U.N. chief Ban Ki-moon stands behind his allegations that Assad should be held accountable and brought up on charges for the many “many crimes against humanity” carried out by his regime. Despite Syria’s efforts to turn over their chemical weapons program to U.N. control, many leaders are still holding military force open as an option as a way to ensure Syria’s complete cooperation and transparency in the process.

This accusation is based on what Ban calls an “overwhelming report” that chemical weapons were used which is expected to be released by the U.N. inspectors later this week

While Assad has committed to surrendering the chemical weapons, some are skeptical.  Talks of Syrian military units spreading the weapons around the country have the U.S., and France reconfirming their positions on the Syrian deal.  

Obama stated that while he hoped the plan were successful, he would insist any deal was “verifiable and enforceable,”

“But I repeated what I’ve said publicly, which is any agreement needs to be verifiable and enforceable.”

U.S. Secretary of State John Kerry, French Foreign Minister Laurent Fabius and British Foreign Secretary William Hague are expected to meet in Paris on Monday to continue discussions.

At this time, Syria’s application for the chemical weapons program is incomplete.  While sources will not say what is missing from the file, it has been confirmed that more documents must be presented and confirmed before Syria’s application will be considered.

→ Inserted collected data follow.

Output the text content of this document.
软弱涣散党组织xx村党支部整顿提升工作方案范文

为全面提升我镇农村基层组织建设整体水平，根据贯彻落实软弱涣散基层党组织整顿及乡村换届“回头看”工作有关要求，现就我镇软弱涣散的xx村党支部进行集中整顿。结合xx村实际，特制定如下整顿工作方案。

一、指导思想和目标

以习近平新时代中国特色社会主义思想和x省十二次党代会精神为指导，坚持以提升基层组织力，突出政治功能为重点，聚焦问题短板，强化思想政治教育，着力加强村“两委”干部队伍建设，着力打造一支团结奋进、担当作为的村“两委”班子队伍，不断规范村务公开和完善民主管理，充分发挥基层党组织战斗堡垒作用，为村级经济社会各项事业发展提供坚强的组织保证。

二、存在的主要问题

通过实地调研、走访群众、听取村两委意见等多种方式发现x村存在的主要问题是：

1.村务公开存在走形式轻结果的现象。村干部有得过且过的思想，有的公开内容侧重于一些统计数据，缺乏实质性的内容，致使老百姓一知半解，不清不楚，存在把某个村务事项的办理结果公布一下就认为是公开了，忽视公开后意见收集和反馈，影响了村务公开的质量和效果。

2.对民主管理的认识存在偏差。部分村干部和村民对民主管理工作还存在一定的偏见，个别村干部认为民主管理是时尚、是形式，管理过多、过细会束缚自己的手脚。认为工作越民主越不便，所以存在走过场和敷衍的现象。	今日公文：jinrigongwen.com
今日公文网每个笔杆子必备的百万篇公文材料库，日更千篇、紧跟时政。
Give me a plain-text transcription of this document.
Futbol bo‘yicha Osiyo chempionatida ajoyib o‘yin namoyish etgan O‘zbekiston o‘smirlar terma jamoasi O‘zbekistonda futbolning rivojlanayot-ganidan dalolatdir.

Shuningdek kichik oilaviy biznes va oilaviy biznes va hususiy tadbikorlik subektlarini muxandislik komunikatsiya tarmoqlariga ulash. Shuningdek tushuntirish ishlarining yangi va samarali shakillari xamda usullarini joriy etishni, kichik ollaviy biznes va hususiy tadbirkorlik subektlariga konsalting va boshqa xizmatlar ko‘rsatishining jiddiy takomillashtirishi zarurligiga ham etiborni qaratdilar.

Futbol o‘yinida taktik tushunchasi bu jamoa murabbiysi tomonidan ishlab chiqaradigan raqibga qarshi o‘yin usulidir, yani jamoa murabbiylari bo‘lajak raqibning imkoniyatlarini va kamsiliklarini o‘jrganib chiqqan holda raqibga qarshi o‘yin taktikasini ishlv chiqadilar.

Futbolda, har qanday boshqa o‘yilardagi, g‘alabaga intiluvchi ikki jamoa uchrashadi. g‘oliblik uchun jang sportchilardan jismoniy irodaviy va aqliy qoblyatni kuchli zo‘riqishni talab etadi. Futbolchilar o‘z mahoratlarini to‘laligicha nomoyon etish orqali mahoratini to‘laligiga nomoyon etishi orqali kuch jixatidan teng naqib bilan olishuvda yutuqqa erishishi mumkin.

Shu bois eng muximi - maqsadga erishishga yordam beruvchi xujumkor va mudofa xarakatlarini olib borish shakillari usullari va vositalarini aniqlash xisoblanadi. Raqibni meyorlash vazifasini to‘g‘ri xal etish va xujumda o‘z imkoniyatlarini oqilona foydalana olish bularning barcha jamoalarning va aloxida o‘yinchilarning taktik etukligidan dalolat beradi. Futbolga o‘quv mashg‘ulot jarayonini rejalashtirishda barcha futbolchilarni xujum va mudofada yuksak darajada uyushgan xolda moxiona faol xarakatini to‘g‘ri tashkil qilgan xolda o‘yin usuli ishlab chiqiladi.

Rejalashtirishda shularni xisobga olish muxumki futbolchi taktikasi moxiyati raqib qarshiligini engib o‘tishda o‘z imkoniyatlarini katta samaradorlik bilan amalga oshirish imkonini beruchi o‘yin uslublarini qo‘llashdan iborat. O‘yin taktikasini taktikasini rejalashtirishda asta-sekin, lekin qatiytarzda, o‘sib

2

Some consider this a stalling tactic on the side of Assad. France, the main backer of U.S. military strikes, is watchful.

“The Syrian regime’s announcements are certainly very useful but also certainly insufficient,” said French Foreign Ministry spokesman Philippe Lalliot.

The National Coalition, Syria’s opposition, are concerned that Assad will use this opportunity as a “get out of jail free card” for the regime as they do not see a change in the leaderships behavior. They are seeking a strong U.N. resolution to ensure the measure is carried out.

In the meantime, Jordan, Saudi Arabia, United Arab Emirates and the French have agreed to continue to support the Syrian Opposition.